Две темные августовские ночи подряд Валухин, изжитая коробок за коробком сельповских спичек, искал револьвер, перебирая битые кирпичи старинной часовни. Мужики не соврали. Наган Валухин все-таки нашел и от радости, должно, на первых порах держал язык за зубами. Но недолго. Вскоре пасечника Федула Черновского и фуражира Никодима Пулкова арестовали. И вот через год судили…
Всякие гуляли слухи по округе о колхозных «врагах народа». Правда с неправдой, как ненавистная друг другу родня, уживались в одном времени и в одном месте, словно неподеленной избе. Но была и сущая истина: пчелы, за погибель которых несли тюремный крест два рядовых колхозника, жили долго и после их ареста, жили до первых зазимков, пока их не угробил мороз. К колодам, однако, страшились подойти даже смельчаки, чтобы хоть глазком глянуть на злосчастную золу, которую, как оказалось, никто никогда и не сыпал…
С десяток газетных строчек обернулись для Донцова целым довоенным миром. Но и в том призрачном «мире», подумалось ему, шла такая же несправедливая для народа война, какая и теперь полыхает почти на всем белом свете. Донцов хотел, как и Лютов, скомкать и бросить газету в окоп. Но комбат упредил намерение наводчика:
– Сержант, читай дальше, о чем пишут…
Донцов не посмел ослушаться командира. Да ему и самому не хотелось молчать после своих воспоминаний о судьбе юрьевских мужиков. Но читать или рассказывать о пчелах и «врагах народа» было уже не под силу. Поискал и нашел, о чем читать. Это было сейчас важнее: «По сообщению Совинформбюро, в течение ночи с 14 на 15 октября положение на западном направлении советско-германского фронта ухудшилось, так как враг, бросив большие силы, на одном участке прорвал оборону советских войск…»
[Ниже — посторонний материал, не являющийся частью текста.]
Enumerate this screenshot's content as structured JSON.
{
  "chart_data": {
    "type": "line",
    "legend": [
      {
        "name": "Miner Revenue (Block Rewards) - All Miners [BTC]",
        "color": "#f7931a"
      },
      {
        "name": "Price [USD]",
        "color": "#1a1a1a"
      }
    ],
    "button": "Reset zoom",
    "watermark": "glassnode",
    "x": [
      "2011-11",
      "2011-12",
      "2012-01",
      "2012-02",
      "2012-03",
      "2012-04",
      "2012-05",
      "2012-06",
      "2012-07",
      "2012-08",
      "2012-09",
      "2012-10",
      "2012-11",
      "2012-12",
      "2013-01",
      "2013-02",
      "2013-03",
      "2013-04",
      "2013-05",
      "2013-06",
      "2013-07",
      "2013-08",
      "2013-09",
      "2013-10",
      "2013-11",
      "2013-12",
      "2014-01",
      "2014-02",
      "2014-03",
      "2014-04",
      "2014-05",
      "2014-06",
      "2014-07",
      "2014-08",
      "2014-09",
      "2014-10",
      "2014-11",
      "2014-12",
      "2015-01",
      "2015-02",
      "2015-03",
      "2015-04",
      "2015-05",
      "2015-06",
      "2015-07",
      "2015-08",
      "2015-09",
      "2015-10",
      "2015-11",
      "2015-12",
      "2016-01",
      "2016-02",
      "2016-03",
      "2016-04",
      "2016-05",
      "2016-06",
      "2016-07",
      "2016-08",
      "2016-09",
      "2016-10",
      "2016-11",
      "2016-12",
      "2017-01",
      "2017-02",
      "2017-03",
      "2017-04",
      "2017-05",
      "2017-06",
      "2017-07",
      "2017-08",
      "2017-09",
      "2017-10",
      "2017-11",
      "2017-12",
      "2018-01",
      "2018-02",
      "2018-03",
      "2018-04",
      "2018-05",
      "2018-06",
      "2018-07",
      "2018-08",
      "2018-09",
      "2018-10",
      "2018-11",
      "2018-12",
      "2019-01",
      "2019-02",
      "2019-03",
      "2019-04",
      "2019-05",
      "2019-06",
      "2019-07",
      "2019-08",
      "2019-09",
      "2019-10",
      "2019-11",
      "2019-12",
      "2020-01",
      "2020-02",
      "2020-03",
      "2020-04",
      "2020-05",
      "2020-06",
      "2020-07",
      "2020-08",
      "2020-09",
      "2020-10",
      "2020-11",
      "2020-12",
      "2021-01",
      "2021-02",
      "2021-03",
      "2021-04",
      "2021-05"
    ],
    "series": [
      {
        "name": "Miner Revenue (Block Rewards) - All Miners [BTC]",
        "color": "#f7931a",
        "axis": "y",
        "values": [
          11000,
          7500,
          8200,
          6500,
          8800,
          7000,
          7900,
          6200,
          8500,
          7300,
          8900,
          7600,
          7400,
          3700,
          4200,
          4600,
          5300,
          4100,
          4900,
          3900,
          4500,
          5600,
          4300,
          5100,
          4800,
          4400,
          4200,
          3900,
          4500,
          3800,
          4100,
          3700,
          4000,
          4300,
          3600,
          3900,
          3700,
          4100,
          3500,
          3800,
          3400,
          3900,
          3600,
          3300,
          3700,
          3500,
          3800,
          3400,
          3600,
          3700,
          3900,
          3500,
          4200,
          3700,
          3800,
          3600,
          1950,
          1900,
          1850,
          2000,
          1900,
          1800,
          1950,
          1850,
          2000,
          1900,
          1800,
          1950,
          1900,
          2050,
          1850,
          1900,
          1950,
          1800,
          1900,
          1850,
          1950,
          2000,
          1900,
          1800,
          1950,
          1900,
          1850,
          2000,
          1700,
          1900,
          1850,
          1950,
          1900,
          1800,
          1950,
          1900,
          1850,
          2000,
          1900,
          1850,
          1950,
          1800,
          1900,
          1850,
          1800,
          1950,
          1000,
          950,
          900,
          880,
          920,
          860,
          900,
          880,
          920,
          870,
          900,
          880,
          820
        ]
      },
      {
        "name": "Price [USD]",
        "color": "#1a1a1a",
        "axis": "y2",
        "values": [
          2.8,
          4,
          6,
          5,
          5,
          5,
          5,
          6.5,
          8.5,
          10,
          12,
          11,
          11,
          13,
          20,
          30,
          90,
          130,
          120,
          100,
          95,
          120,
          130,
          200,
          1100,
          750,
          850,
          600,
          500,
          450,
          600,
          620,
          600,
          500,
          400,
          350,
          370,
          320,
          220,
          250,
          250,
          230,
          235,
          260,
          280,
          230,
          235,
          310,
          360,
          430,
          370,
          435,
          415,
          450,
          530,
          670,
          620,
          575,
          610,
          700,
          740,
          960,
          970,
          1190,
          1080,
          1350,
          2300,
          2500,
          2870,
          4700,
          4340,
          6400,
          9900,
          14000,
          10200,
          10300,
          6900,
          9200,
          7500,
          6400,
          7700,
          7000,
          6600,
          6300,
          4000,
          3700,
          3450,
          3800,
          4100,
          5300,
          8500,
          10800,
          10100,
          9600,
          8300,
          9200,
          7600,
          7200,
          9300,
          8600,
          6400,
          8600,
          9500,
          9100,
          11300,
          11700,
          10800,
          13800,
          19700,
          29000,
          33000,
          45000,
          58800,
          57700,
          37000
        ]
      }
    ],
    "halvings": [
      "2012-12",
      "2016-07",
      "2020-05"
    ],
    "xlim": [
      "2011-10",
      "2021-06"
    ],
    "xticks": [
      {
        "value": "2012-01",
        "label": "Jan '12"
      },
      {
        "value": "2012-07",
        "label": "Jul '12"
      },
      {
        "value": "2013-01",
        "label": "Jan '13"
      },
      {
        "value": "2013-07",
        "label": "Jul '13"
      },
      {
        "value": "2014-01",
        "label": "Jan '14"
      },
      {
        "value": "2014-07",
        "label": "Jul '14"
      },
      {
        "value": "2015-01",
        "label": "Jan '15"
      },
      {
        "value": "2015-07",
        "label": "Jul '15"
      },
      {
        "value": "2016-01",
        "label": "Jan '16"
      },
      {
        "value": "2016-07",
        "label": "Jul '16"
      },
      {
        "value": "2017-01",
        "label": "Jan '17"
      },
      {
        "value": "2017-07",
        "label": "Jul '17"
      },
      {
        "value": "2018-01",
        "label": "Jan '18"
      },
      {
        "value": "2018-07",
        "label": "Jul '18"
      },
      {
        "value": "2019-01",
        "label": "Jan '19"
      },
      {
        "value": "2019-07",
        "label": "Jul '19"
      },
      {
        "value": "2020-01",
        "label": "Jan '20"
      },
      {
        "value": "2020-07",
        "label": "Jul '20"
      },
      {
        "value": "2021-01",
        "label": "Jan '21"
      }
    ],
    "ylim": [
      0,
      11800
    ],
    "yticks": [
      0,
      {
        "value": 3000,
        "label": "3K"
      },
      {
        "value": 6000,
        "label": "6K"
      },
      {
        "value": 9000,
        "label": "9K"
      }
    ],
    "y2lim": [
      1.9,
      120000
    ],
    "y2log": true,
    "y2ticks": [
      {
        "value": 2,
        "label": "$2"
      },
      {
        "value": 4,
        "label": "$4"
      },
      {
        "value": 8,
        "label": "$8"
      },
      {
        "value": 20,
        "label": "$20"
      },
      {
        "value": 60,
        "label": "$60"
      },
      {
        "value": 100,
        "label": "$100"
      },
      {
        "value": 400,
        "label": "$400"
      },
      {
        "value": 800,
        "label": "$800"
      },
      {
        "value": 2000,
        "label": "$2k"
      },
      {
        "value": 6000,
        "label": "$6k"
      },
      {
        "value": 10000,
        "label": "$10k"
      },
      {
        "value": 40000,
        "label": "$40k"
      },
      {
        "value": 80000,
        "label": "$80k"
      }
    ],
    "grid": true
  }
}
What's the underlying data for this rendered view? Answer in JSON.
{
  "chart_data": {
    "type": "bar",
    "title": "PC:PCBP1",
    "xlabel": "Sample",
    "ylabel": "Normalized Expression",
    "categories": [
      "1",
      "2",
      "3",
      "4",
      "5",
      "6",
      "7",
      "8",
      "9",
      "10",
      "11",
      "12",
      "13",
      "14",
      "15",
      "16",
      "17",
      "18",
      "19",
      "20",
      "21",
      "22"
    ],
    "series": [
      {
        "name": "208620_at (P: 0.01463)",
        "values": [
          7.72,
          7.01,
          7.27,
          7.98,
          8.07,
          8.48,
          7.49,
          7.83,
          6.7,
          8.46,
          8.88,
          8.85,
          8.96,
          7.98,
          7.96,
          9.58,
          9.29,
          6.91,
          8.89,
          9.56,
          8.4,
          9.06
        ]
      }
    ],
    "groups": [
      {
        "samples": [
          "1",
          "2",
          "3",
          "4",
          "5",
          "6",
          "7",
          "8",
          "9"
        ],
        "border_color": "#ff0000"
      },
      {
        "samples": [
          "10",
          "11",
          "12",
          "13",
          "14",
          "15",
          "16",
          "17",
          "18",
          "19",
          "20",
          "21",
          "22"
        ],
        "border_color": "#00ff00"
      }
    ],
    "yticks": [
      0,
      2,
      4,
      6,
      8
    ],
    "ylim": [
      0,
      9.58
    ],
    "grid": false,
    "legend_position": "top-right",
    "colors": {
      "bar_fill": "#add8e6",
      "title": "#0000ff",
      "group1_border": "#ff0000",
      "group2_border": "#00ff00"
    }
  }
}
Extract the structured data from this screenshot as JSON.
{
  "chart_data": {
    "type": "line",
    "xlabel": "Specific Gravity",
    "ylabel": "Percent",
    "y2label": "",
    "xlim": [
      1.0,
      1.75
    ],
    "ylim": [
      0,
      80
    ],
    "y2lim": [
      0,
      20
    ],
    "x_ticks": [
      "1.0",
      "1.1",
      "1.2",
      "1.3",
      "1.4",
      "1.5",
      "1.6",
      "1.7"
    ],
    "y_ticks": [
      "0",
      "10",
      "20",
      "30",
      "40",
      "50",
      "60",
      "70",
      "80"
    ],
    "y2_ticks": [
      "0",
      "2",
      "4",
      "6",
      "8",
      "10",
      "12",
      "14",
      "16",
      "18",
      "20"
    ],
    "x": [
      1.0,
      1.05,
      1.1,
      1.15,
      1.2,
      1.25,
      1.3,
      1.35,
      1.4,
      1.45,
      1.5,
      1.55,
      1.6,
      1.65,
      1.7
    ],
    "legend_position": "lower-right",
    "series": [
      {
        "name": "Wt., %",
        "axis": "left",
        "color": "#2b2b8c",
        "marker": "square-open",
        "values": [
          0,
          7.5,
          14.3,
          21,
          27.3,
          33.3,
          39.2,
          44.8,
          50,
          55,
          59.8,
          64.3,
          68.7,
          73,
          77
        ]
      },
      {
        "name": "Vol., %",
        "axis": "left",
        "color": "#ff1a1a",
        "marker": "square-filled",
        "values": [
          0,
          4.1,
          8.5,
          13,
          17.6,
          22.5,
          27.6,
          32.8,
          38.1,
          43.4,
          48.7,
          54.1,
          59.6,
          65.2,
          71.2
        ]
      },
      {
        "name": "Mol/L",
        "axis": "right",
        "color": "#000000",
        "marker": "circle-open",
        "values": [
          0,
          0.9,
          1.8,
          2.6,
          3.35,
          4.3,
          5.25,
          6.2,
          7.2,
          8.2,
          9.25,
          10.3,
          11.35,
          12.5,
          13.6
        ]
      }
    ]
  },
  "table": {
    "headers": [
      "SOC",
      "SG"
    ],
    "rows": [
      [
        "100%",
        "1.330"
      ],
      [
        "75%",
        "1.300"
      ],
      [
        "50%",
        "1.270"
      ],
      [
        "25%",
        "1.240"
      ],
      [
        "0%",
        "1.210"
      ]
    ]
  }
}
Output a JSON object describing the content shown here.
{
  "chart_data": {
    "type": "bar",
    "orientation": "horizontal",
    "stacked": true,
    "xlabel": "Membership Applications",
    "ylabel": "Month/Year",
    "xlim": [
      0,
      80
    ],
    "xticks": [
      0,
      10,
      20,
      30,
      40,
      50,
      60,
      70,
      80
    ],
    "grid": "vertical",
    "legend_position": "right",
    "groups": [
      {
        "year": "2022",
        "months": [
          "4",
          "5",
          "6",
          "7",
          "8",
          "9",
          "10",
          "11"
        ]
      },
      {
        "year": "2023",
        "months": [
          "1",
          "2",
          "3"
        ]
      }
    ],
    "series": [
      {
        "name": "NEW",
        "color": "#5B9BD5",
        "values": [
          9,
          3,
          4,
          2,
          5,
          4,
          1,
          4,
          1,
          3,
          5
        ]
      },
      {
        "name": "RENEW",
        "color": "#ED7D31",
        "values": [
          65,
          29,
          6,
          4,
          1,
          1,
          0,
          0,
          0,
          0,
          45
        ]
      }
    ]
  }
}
– Если б на одном участке, – подняв голову с колен, проговорил комбат изнуренным голосом.
Но это сообщение напомнило ему о пачках листовок с обращением к бойцам и командирам. Став на карачки, комбат вытянул из-под щитка пушки пачки и одну из них передал Донцову:
– Нам с тобой, сержант, надлежит выполнить боевое задание. Вернее – политическое поручение Военсовета…
– Иль начальство отыскалось, товарищ политрук? – обрадовался наводчик, словно ему подвезли снаряды.
За все время, как Лютов оказался у артиллеристов, Донцов ни разу не назвал его комбатом или просто командиром. Иногда называл лейтенантом, но всего чаще – политруком. В этом Лютов чувствовал в некотором роде иронию, а то и того хуже – насмешку над его очками, штатской неуклюжестью, но больше принимал за недоверие. Да и то сказать: кто не драил пушку, тому не палить из нее – неписаный закон артиллеристов. Но Лютов относился ко всему терпимо и разговоров об этом заводить совестился.
– Да, с политуправленцам и повстречался, – не сразу, но довольно охотно ответил Лютов. – В здешней типографии. Там я и газетку прихватил.
– А тут что за патроны? – с усмешкой спросил наводчик, тетешкая в руках бумажные пачки.
– Листовки с воззванием.
– Небось, опять: «Ни шагу назад»?
– Так надо! – выдохнул комбат. – Разверни, прочти.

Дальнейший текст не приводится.